Like boxed wine, Boxed Wine’s Cheap, Fun is cheap fun. Thank you, thank you. I'll be here all day. 

Cheap, Fun is one of the most infectious albums I’ve listened to in a while, but it’s not even 30 minutes long. My initial theory is that a good part of its infectiousness comes from the fact that it’s short and sweet; it’s hard to imagine this album being any longer. It’s a classic catch-22; right now, I doubt Cheap, Fun will have a significant, lasting impact on me, but it is damn fun to listen to for the same reasons. 

I’m going to illustrate the power of this album, but in order to do so you’re going to have to bear with me as I describe a series of events that may or may not have much to do with the actual album. But I promise you, I’ll get there. I happened to listen to Cheap, Fun as I was making the 5-hour drive from Buffalo to the Adirondacks. I started listening immediately after I left my apartment and it was over before I’d reached the Darien Lake exit, so I thought “Well shit, now what.” I started it over, and it finished as I was somewhere between Batavia and Rochester. It was decent but unremarkable and I really didn’t know what to think other than a lot of the songs sound like Vampire Weekend with less bongo drums and privilege and tribal chants. I switched to Donna the Buffalo and was going to let them take me the rest of the way.

A few hours later, as expected, I grew a little tired of DTB’s rootsy, folk-jams so I put Cheap, Fun back on. Talk about a band thriving in the right context; to understand how much fun this album is to listen to, you may have to listen to the polar opposite for a few hours beforehand. I found myself pushing 60 along tight country roads until I had to slow down just in time to squeeze by an approaching horse and buggy (As a quick aside, it’s not fun when an Amish gentleman stares you down. It really isn’t).

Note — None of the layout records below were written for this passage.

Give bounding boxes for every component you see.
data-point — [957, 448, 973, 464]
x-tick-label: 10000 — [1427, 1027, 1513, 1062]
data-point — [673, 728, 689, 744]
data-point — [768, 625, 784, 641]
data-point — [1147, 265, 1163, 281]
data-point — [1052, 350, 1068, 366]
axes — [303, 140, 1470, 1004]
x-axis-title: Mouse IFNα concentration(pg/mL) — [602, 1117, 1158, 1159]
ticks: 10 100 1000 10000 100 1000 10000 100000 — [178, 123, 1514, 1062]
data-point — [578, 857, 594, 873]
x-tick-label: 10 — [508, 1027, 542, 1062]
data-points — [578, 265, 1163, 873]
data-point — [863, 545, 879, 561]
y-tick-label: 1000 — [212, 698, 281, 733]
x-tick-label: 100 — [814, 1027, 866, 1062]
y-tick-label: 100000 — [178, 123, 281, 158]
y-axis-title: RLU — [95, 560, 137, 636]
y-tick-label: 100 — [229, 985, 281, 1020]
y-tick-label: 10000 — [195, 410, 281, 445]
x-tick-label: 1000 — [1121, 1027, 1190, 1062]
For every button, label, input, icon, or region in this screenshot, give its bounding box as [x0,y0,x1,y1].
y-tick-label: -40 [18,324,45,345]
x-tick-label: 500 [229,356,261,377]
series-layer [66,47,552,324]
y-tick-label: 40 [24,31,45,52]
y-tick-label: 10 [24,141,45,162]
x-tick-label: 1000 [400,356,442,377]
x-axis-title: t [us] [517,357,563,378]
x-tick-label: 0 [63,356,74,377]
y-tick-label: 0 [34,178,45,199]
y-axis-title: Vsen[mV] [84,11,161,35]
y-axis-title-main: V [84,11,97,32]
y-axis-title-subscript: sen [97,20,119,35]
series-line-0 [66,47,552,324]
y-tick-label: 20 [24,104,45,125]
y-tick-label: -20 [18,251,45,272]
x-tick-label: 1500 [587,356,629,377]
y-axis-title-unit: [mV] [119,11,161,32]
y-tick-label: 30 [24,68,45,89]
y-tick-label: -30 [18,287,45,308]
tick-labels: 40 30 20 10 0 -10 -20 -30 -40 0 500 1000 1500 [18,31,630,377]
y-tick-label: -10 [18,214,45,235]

That’s when I decided that these guys will get me going. Not get me going as in tapping my left foot while holding a tall boy of PBR; get me going as in aggressively trying to do some kind of shoulder-heavy jump-shuffle. 

The first ten seconds of the fifth song, “Spies,” sounds like it could be the beginning of any number of songs on Vampire Weekend’s debut album. The difference is Vampire Weekend was content with being cute and playful on their debut album – with the possible exception of the frenetic “A-Punk,” although even that song has a few spells of mystical flute-playing – while Cheap, Fun is just an unabashed dance party. Highlights of the album include the second song “Cannibal” and the 8th track “Overboard.” You’ll hear nothing groundbreaking on either song, but if they were going for groundbreaking they wouldn’t have named their album Cheap, Fun.

To be sure, there is a time and place for albums like Cheap, Fun. Excuse my repeat, obvious comparison to boxed wine, but just as there has never been a beverage invented so exclusively for getting you fucked up, this is an album recorded exclusively for getting you up off your seat. Just as you don’t purchase boxed wine to sip, swirl and spit, you don’t listen to Boxed Wine to impress people. You drink and listen to both for the fun, and if you can accept that about yourself, you’ll be okay.